Synonym: An alternative word or phrase defined in Question Answering or Search to help match user queries with different wording.
System Message: A persistent instruction provided to a chat model that defines its persona, rules, and behavioral boundaries.
STT (Speech-to-Text): Converting spoken audio into written text using speech recognition. In Azure, implemented via the SpeechRecognizer class. Also called speech recognition or transcription.
T
Temperature: A parameter that controls the randomness of model output; lower values are more deterministic, higher are more creative.
Token: The basic unit of text processing for LLMs, typically representing a word or a sub-word (~4 characters of English text).
Token Limit: The maximum number of tokens a model can process in a single request, including the prompt and completion.
Top-p (Nucleus Sampling): A parameter that limits token selection to the most probable subset whose cumulative probability reaches a threshold.

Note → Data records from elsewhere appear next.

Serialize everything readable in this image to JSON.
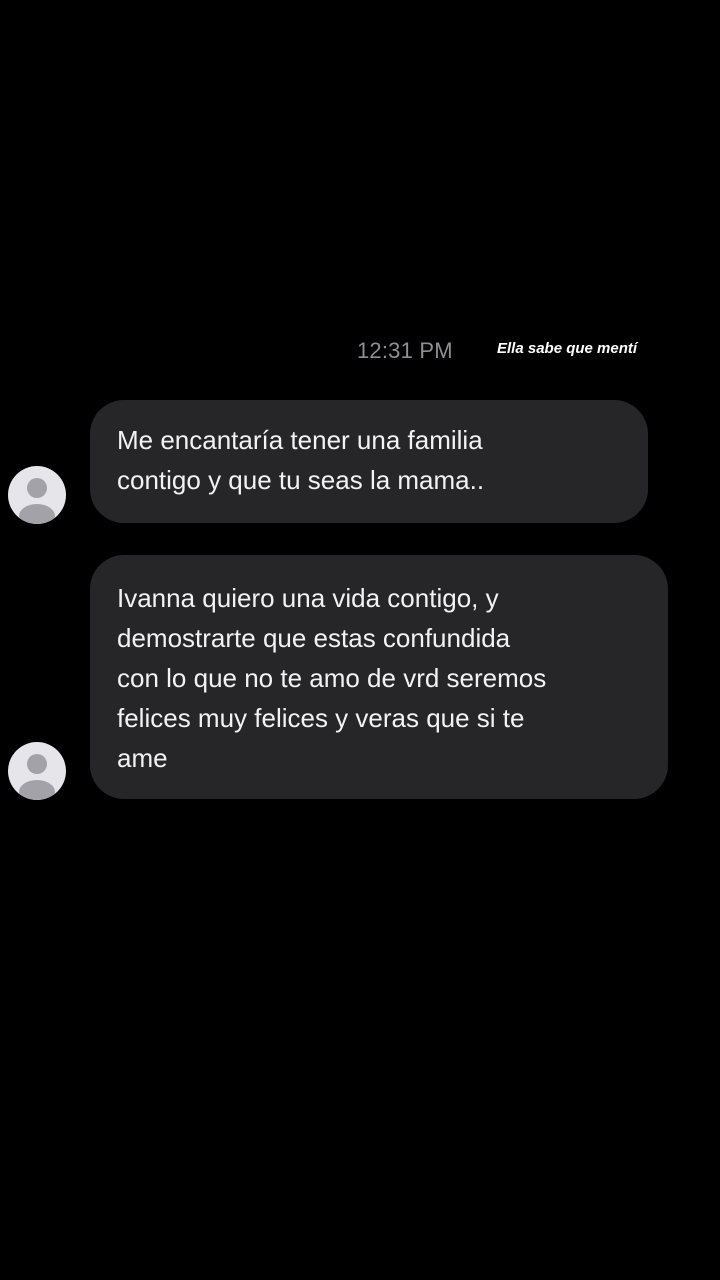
{
  "thread": {
    "timestamp": "12:31 PM",
    "caption": "Ella sabe que mentí"
  },
  "messages": [
    {
      "avatar_icon": "default-user-avatar-icon",
      "lines": [
        "Me encantaría tener una familia",
        "contigo y que tu seas la mama.."
      ]
    },
    {
      "avatar_icon": "default-user-avatar-icon",
      "lines": [
        "Ivanna quiero una vida contigo, y",
        "demostrarte que estas confundida",
        "con lo que no te amo de vrd seremos",
        "felices muy felices y veras que si te",
        "ame"
      ]
    }
  ],
  "colors": {
    "background": "#000000",
    "bubble": "#262628",
    "bubble_text": "#f2f2f2",
    "timestamp": "#8e8e93",
    "avatar_bg": "#e6e6ea",
    "avatar_figure": "#a2a2a8"
  }
}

TTS (Text-to-Speech): Converting written text into spoken audio using speech synthesis. In Azure, implemented via the SpeechSynthesizer class. Also called speech synthesis.
U
Utterance: A specific example of natural language input from a user, used to train intent and entity recognition in CLU.
V
Vector Dimensions: The length of the numeric array produced by an embedding model (e.g., 1536 for text-embedding-ada-002).
Vector Search: A search methodology that uses vector similarity (e.g., cosine similarity) to find content with related meanings.
Visual Features: The specific types of information (e.g., tags, captions, objects, OCR) requested from the Image Analysis API.
W
WER (Word Error Rate): The standard metric for speech recognition accuracy, calculated from substitution, insertion, and deletion errors.